Hexenkessel in der Provinz

  • Nach einem anstrengendem Wochenende wollte ich das Forum zu meinem Nutzen und zu Eurer Erbauung eimal um Rat fragen.

    Ein "einfaches" ROL Männer wurde am Wochenende zum Hexenkessel. Ich hatte vorher angefragt und es hies, es gäbe keine gegenseitigen Probleme und die Halle wäre auch nicht für Schwierigkeiten bekannt. Die Realität war dann eine andere. :)

    15-20 Zuschauer, die lautstark jede Entscheidung auf der Platte in Frage stellten, die - ungewöhnlich kompetent und lautstark - über die Schiedsrichter lästerten, wenn sie nicht gerade wütend brüllten, weil der Heimmannschaft übles angetan wurde (z.B. ein Pfiff nach Schritten^^). Beide Mannschaften ließen sich aufstacheln.

    Das Kampfgericht war zu 50% Neu und zu weiteren 50% Jung.
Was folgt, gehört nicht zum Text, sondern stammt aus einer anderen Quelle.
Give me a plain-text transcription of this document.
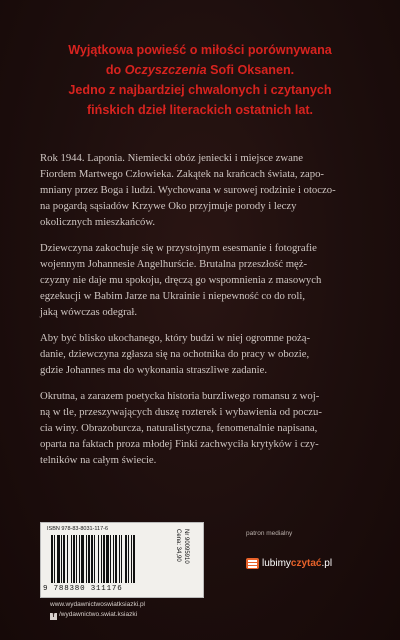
Wyjątkowa powieść o miłości porównywana
do Oczyszczenia Sofi Oksanen.
Jedno z najbardziej chwalonych i czytanych
fińskich dzieł literackich ostatnich lat.

Rok 1944. Laponia. Niemiecki obóz jeniecki i miejsce zwane
Fiordem Martwego Człowieka. Zakątek na krańcach świata, zapo-
mniany przez Boga i ludzi. Wychowana w surowej rodzinie i otoczo-
na pogardą sąsiadów Krzywe Oko przyjmuje porody i leczy
okolicznych mieszkańców.

Dziewczyna zakochuje się w przystojnym esesmanie i fotografie
wojennym Johannesie Angelhurście. Brutalna przeszłość męż-
czyzny nie daje mu spokoju, dręczą go wspomnienia z masowych
egzekucji w Babim Jarze na Ukrainie i niepewność co do roli,
jaką wówczas odegrał.

Aby być blisko ukochanego, który budzi w niej ogromne pożą-
danie, dziewczyna zgłasza się na ochotnika do pracy w obozie,
gdzie Johannes ma do wykonania straszliwe zadanie.

Okrutna, a zarazem poetycka historia burzliwego romansu z woj-
ną w tle, przeszywających duszę rozterek i wybawienia od poczu-
cia winy. Obrazoburcza, naturalistyczna, fenomenalnie napisana,
oparta na faktach proza młodej Finki zachwyciła krytyków i czy-
telników na całym świecie.

ISBN 978-83-8031-117-6
9 788380 311176
Nr 90095910
Cena: 34,90	patron medialny
lubimyczytać.pl
www.wydawnictwoswiatksiazki.pl
f /wydawnictwo.swiat.ksiazki
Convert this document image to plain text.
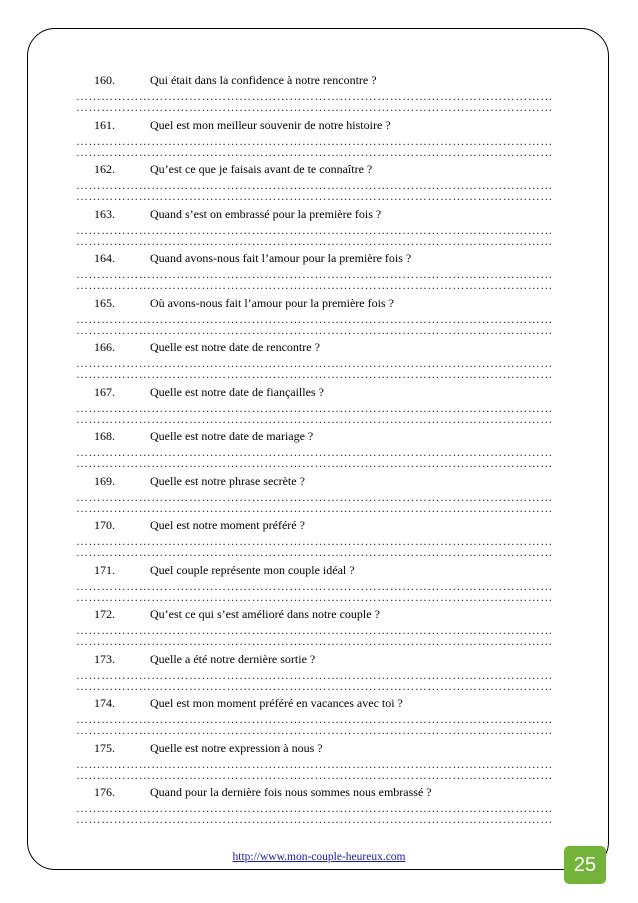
160.	Qui était dans la confidence à notre rencontre ?
……………………………………………………………………………………………………
……………………………………………………………………………………………………
161.	Quel est mon meilleur souvenir de notre histoire ?
……………………………………………………………………………………………………
……………………………………………………………………………………………………
162.	Qu’est ce que je faisais avant de te connaître ?
……………………………………………………………………………………………………
……………………………………………………………………………………………………
163.	Quand s’est on embrassé pour la première fois ?
……………………………………………………………………………………………………
……………………………………………………………………………………………………
164.	Quand avons-nous fait l’amour pour la première fois ?
……………………………………………………………………………………………………
……………………………………………………………………………………………………
165.	Où avons-nous fait l’amour pour la première fois ?
……………………………………………………………………………………………………
……………………………………………………………………………………………………
166.	Quelle est notre date de rencontre ?
……………………………………………………………………………………………………
……………………………………………………………………………………………………
167.	Quelle est notre date de fiançailles ?
……………………………………………………………………………………………………
……………………………………………………………………………………………………
168.	Quelle est notre date de mariage ?
……………………………………………………………………………………………………
……………………………………………………………………………………………………
169.	Quelle est notre phrase secrète ?
……………………………………………………………………………………………………
……………………………………………………………………………………………………
170.	Quel est notre moment préféré ?
……………………………………………………………………………………………………
……………………………………………………………………………………………………
171.	Quel couple représente mon couple idéal ?
……………………………………………………………………………………………………
……………………………………………………………………………………………………
172.	Qu’est ce qui s’est amélioré dans notre couple ?
……………………………………………………………………………………………………
……………………………………………………………………………………………………
173.	Quelle a été notre dernière sortie ?
……………………………………………………………………………………………………
……………………………………………………………………………………………………
174.	Quel est mon moment préféré en vacances avec toi ?
……………………………………………………………………………………………………
……………………………………………………………………………………………………
175.	Quelle est notre expression à nous ?
……………………………………………………………………………………………………
……………………………………………………………………………………………………
176.	Quand pour la dernière fois nous sommes nous embrassé ?
……………………………………………………………………………………………………
……………………………………………………………………………………………………
http://www.mon-couple-heureux.com	25
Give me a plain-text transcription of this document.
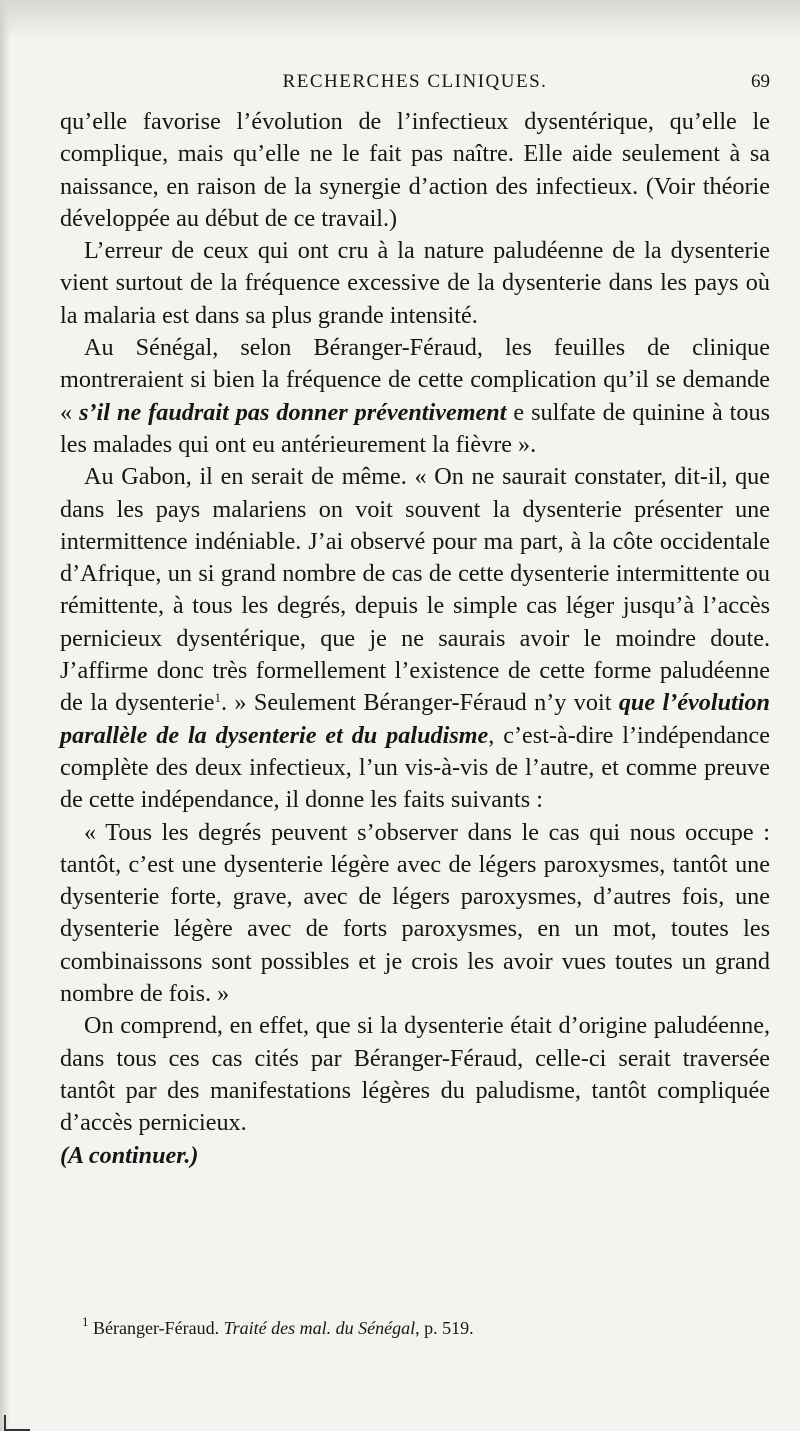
RECHERCHES CLINIQUES.	69

qu’elle favorise l’évolution de l’infectieux dysentérique, qu’elle le complique, mais qu’elle ne le fait pas naître. Elle aide seulement à sa naissance, en raison de la synergie d’action des infectieux. (Voir théorie développée au début de ce travail.)

L’erreur de ceux qui ont cru à la nature paludéenne de la dysenterie vient surtout de la fréquence excessive de la dysenterie dans les pays où la malaria est dans sa plus grande intensité.

Au Sénégal, selon Béranger-Féraud, les feuilles de clinique montreraient si bien la fréquence de cette complication qu’il se demande « s’il ne faudrait pas donner préventivement e sulfate de quinine à tous les malades qui ont eu antérieurement la fièvre ».

Au Gabon, il en serait de même. « On ne saurait constater, dit-il, que dans les pays malariens on voit souvent la dysenterie présenter une intermittence indéniable. J’ai observé pour ma part, à la côte occidentale d’Afrique, un si grand nombre de cas de cette dysenterie intermittente ou rémittente, à tous les degrés, depuis le simple cas léger jusqu’à l’accès pernicieux dysentérique, que je ne saurais avoir le moindre doute. J’affirme donc très formellement l’existence de cette forme paludéenne de la dysenterie$^1$. » Seulement Béranger-Féraud n’y voit que l’évolution parallèle de la dysenterie et du paludisme, c’est-à-dire l’indépendance complète des deux infectieux, l’un vis-à-vis de l’autre, et comme preuve de cette indépendance, il donne les faits suivants :

« Tous les degrés peuvent s’observer dans le cas qui nous occupe : tantôt, c’est une dysenterie légère avec de légers paroxysmes, tantôt une dysenterie forte, grave, avec de légers paroxysmes, d’autres fois, une dysenterie légère avec de forts paroxysmes, en un mot, toutes les combinaissons sont possibles et je crois les avoir vues toutes un grand nombre de fois. »

On comprend, en effet, que si la dysenterie était d’origine paludéenne, dans tous ces cas cités par Béranger-Féraud, celle-ci serait traversée tantôt par des manifestations légères du paludisme, tantôt compliquée d’accès pernicieux.

(A continuer.)

$^1$ Béranger-Féraud. Traité des mal. du Sénégal, p. 519.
Die Uhr ließ sich nicht von 25 auf 30 Minuten umstellen. Man war dann der Meinung man hätte es geschafft. Im Ergebnis allerdings nicht.

    Das Kampfgericht hatte 2 Minuten für einen Heimspieler notiert, hat sich dabei aber um eine Minute vertan und tatsächlich nur 1 Minute aufgeschrieben. Und, welch Überraschung, wir auf der Platte waren auch nicht fehlerfrei. Die Spieler übrigens auch nicht.^^


    Ich möchte mich erstmal auf 3 Dinge beschränken:

    - Das Kampfgericht hat bei einer 2 Minutenstrafe für die Heimmannschaft sich in der aufzuschreibenden Minute geirrt. Der Spieler wurde also nach einer statt zwei Minuten wieder auf die Platte gelassen. Das Kampfgericht bemerkt den Fehler, unterbricht und fragt was zu tun ist. Insestiert, ob der Spieler noch 1 Minute auf die Bank soll. Mit der Begründung, dass es sich um unseren Fehler (Kampfgericht/Schiedsrichter) handelt, entscheide ich spontan, den Fall nicht aufzurollen sondern weiterzuspielen. Anders als man vermuten könnte spielte die aufgeheizte Stimmung für mich dabei keine Rolle. Ich hätte vermutlich in jeder Situation so entschieden, dass Problem nicht zu thematisieren. Trägt meine Argumentation, dass die Mannschaft keinen Fehler gemacht hat und daher eine Fortsetzung akzeptabel ist? Es öffnet natürlich dem Kampfgericht Tür und Tor weitere Fehler zugunsten der Heimmannschaft zu machen.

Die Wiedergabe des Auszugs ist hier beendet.